Localized carbon dioxide (CO2) corrosion is the most dangerous type of internal corrosion to mild steel pipelines in the oil and gas industry since the penetration rate of localized corrosion can be one or more magnitudes higher than that of uniform corrosion. In this study, the focus is on propagation of localized CO2 corrosion on mild steel that occurs by a galvanic mechanism. A galvanic cell is established by the coupling of two distinct areas in a conductive CO2 solution: a bare steel surface and an iron carbonate (FeCO3) layer-covered steel surface.

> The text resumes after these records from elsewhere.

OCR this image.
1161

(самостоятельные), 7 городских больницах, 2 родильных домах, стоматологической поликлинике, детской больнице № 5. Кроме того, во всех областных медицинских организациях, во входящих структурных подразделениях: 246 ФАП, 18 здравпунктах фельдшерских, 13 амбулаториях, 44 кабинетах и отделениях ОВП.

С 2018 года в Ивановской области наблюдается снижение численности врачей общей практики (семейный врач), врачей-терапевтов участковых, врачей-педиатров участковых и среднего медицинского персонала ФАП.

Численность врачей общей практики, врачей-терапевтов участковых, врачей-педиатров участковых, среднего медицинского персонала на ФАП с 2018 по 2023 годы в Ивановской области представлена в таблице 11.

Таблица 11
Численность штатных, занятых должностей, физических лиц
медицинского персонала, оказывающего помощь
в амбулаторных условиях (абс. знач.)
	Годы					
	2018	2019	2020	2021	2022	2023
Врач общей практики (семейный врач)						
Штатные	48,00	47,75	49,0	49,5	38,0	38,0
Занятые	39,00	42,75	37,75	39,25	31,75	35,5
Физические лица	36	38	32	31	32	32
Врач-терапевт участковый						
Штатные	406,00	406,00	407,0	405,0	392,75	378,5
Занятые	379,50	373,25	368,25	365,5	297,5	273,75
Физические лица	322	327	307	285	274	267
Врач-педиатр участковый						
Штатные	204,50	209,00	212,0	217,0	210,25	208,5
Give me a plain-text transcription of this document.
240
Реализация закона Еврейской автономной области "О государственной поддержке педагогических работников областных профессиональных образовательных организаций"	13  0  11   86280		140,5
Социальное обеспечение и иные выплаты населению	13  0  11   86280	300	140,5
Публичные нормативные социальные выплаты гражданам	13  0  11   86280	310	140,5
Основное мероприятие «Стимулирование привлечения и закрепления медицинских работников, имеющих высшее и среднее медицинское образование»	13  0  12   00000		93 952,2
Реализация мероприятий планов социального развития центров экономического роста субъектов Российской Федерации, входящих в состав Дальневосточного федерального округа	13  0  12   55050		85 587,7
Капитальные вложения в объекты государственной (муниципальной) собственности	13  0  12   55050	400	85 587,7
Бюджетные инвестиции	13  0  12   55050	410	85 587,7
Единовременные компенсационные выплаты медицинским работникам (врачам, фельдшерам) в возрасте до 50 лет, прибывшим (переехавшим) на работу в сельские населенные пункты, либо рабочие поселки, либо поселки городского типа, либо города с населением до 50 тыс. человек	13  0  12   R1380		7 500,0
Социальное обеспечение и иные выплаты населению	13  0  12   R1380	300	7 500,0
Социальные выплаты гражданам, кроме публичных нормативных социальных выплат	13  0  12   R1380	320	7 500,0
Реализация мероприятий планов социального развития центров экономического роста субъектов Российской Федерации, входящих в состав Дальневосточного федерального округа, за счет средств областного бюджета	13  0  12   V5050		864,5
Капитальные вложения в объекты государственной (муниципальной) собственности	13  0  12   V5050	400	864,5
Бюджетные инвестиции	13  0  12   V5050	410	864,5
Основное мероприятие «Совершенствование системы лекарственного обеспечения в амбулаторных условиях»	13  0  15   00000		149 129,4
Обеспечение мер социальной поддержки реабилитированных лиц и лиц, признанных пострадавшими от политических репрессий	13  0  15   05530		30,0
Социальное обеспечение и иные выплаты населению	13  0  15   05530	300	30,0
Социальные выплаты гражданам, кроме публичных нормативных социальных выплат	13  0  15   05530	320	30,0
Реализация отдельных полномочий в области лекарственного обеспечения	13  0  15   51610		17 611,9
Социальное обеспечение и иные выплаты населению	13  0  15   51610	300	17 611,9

It was found that localized CO2 corrosion propagates when a stable difference in corrosion potential is established between the anode (bare steel surface) and the cathode (FeCO3-covered surface). Stable propagation will occur only when the conditions are in the "gray zone." i.e., close to saturation with respect to FeCO3, when no significant FeCO3 dissolution nor precipitation is expected. Practically, this corresponds to when FeCO3 supersaturation (SSFeCO3) is in the range from 0.5 to 2. The key environmental factors that affect propagation of localized CO2 corrosion of mild steel are temperature, pH. partial pressure of CO2, salt concentration, and flow velocity. A protective FeCO3 layer forms at high temperature (>50 degrees C); therefore, the galvanic mechanism of localized corrosion is valid only in this range. pH needs to be such that moderately protective FeCO3 layers form, typically at pH 5.5 to 6.5. Critical partial pressures of CO2 is around 0.1 bar to 2 bar above this very protective FeCO3 films form at high temperature, giving a very low likelihood of localized attack. The solubility of FeCO3 increases with increasing salt concentration, making it more difficult to form protective FeCO3 layers and more likely to get localized corrosion propagation. Turbulent flow assists localized corrosion propagation by sweeping away corrosion products from the rapidly corroding steel surface and thereby preventing reformation of the protective FeCO3 layer.